Causes of tongue biting during sleep and methods for eliminating them

Do you often wake up with small sores on your tongue or cheeks? Do you observe the formation of small bumps on the soft tissues in your mouth after eating? In this case, we can talk not about a bad habit, but about the possible development of a chronic disease. Don’t understand why constant cheek biting requires consultation with a specialist, and don’t believe in the serious consequences of ignoring the problem? But in vain, according to statistics, frequent, chronic injuries to the mucous membrane can become a factor in the development of precancerous diseases.
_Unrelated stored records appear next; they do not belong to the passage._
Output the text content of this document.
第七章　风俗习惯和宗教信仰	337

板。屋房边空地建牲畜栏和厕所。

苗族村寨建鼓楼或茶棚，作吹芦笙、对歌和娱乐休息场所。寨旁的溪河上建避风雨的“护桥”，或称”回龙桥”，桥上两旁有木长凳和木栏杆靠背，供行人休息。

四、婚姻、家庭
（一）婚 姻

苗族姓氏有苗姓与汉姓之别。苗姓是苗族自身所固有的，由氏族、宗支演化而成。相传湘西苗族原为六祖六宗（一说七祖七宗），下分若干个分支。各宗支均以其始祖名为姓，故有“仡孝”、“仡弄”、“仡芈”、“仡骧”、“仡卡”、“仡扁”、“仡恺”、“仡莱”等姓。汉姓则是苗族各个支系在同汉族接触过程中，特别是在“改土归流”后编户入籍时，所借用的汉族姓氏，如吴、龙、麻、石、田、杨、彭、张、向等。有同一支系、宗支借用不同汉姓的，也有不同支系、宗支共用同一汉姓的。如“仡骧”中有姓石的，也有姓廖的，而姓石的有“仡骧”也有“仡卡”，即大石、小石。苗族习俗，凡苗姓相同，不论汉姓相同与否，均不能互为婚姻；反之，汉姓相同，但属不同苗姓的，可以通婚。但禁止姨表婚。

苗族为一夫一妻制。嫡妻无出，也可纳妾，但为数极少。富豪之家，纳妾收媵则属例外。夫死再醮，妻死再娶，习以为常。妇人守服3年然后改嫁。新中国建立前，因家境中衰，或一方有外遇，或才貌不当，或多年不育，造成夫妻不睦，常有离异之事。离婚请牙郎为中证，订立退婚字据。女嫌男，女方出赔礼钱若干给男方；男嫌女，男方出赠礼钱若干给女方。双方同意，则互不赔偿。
In addition to the loss of the aesthetic appearance of the tongue and cheeks, they threaten to deteriorate their overall health.

general information

Epilepsy attacks have been known to people for a very long time. It was either mistaken for demonic possession or associated with a person’s special talent. Today, one or another form of pathology is observed in 10 people out of 1000. Symptoms can occur in newborns and the elderly, in men and women with the same frequency. Moreover, similar processes occur in the central nervous system of some animals, for example, dogs.
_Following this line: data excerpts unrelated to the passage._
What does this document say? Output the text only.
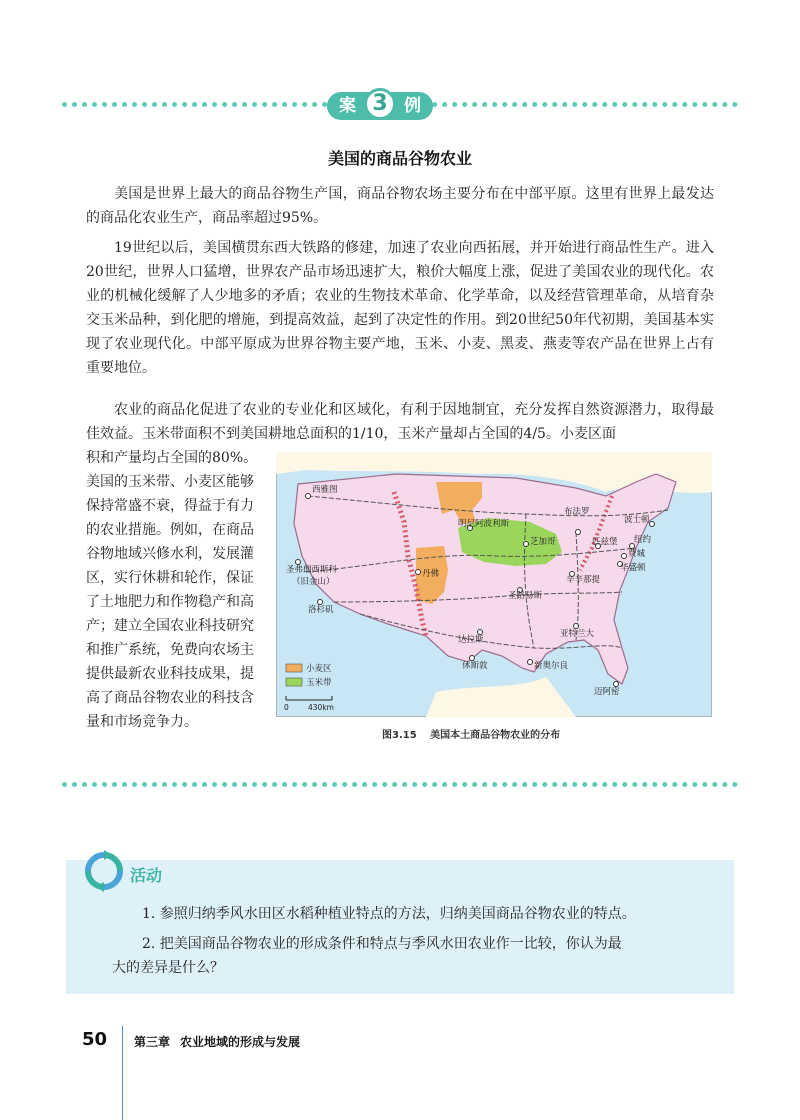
案 3 例
美国的商品谷物农业

美国是世界上最大的商品谷物生产国，商品谷物农场主要分布在中部平原。这里有世界上最发达的商品化农业生产，商品率超过95%。

19世纪以后，美国横贯东西大铁路的修建，加速了农业向西拓展，并开始进行商品性生产。进入20世纪，世界人口猛增，世界农产品市场迅速扩大，粮价大幅度上涨，促进了美国农业的现代化。农业的机械化缓解了人少地多的矛盾；农业的生物技术革命、化学革命，以及经营管理革命，从培育杂交玉米品种，到化肥的增施，到提高效益，起到了决定性的作用。到20世纪50年代初期，美国基本实现了农业现代化。中部平原成为世界谷物主要产地，玉米、小麦、黑麦、燕麦等农产品在世界上占有重要地位。

农业的商品化促进了农业的专业化和区域化，有利于因地制宜，充分发挥自然资源潜力，取得最佳效益。玉米带面积不到美国耕地总面积的1/10，玉米产量却占全国的4/5。小麦区面

积和产量均占全国的80%。
美国的玉米带、小麦区能够
保持常盛不衰，得益于有力
的农业措施。例如，在商品
谷物地域兴修水利，发展灌
区，实行休耕和轮作，保证
了土地肥力和作物稳产和高
产；建立全国农业科技研究
和推广系统，免费向农场主
提供最新农业科技成果，提
高了商品谷物农业的科技含
量和市场竞争力。
西雅图
明尼阿波利斯
芝加哥
波士顿
布法罗
匹兹堡 纽约
费城
华盛顿
圣弗朗西斯科
（旧金山）
丹佛
辛辛那提
圣路易斯
洛杉矶
达拉斯
亚特兰大
休斯敦	新奥尔良
迈阿密
小麦区
玉米带
0	430km
图3.15 美国本土商品谷物农业的分布
活动

1. 参照归纳季风水田区水稻种植业特点的方法，归纳美国商品谷物农业的特点。

2. 把美国商品谷物农业的形成条件和特点与季风水田农业作一比较，你认为最

大的差异是什么？

50 第三章 农业地域的形成与发展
The main mechanism for the occurrence of attacks is the synchronization of the work of all nerve cells in a certain area. It is called an epileptogenic focus and determines the set of symptoms and their severity. Contrary to popular belief, the disease is not limited to seizures with loss of consciousness. There are a large number of variants of seizures with varied symptoms, depending on the area of ​​the brain in which the pathological focus occurs.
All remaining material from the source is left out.